By contrast, efforts to seek dialogue and cooperation were apparently put on the back burner. Suga held talks with Chinese President Xi Jinping only by phone immediately after he was sworn in as prime minister.

 

We should point out the Suga administration lacked independent ideas on how Japan, caught in the middle of the U.S.-China rivalry, could preserve its own peace and security without just following Washington’s China strategy.

 

A lack of dialogue also characterized ties with South Korea. While in office, Suga never got around to holding a summit with President Moon Jae-in.

There were opportunities for doing so.

 

One such occasion emerged when a Group of Seven summit was held in June in Britain, where Moon was also invited as a guest.
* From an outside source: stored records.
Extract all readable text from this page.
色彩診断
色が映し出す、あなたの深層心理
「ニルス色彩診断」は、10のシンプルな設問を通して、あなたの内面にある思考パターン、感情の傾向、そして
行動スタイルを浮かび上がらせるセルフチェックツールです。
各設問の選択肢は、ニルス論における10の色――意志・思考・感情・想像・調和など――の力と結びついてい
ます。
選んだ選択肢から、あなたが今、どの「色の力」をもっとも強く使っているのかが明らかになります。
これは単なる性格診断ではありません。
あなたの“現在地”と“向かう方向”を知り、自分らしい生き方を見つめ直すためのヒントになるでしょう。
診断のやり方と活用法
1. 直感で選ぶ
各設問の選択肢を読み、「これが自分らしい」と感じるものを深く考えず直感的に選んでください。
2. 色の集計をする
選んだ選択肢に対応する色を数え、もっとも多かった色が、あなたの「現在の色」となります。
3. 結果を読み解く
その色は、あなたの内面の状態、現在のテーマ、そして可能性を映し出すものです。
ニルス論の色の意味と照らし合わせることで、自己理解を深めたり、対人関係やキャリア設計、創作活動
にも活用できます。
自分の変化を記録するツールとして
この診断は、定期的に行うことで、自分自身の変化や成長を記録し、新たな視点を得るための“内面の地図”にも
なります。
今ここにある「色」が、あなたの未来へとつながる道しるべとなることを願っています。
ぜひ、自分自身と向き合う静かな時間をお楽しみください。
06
However, the two leaders ended up only exchanging greetings.

 

A plan for having Moon visit Japan in July to coincide with the Opening Ceremony for the Tokyo Olympics was also shelved.

 

While there is a deep rift between Japan and South Korea over issues of their shared history, Suga never took a step to find a breakthrough in the stalemate from a broad perspective–a decision that only the nation’s leader can make.

 

Resolution of the issue of Japanese nationals abducted by North Korean agents in the 1970s and 1980s, which Suga defined as a “top agenda item” for his administration, saw no progress.

 

There were no moves, either, for putting the talks with Russia back on their feet over the issue of the disputed Northern Territories.

 

Suga did not even conduct a critical review of how and why the previous administration of Shinzo Abe failed in the talks over the four islands off the eastern coast of Hokkaido, which were seized by the Soviet Union in the waning days of World War II.

 

A prime minister has a duty not only to deal with individual issues but also to use his own language to send out messages to audiences at home and abroad on the ideals and strategies of diplomacy that he believes Japan should pursue.

 

We strongly call on whoever succeeds Suga to be faithful to that duty, which was not a strong point for the outgoing prime minister.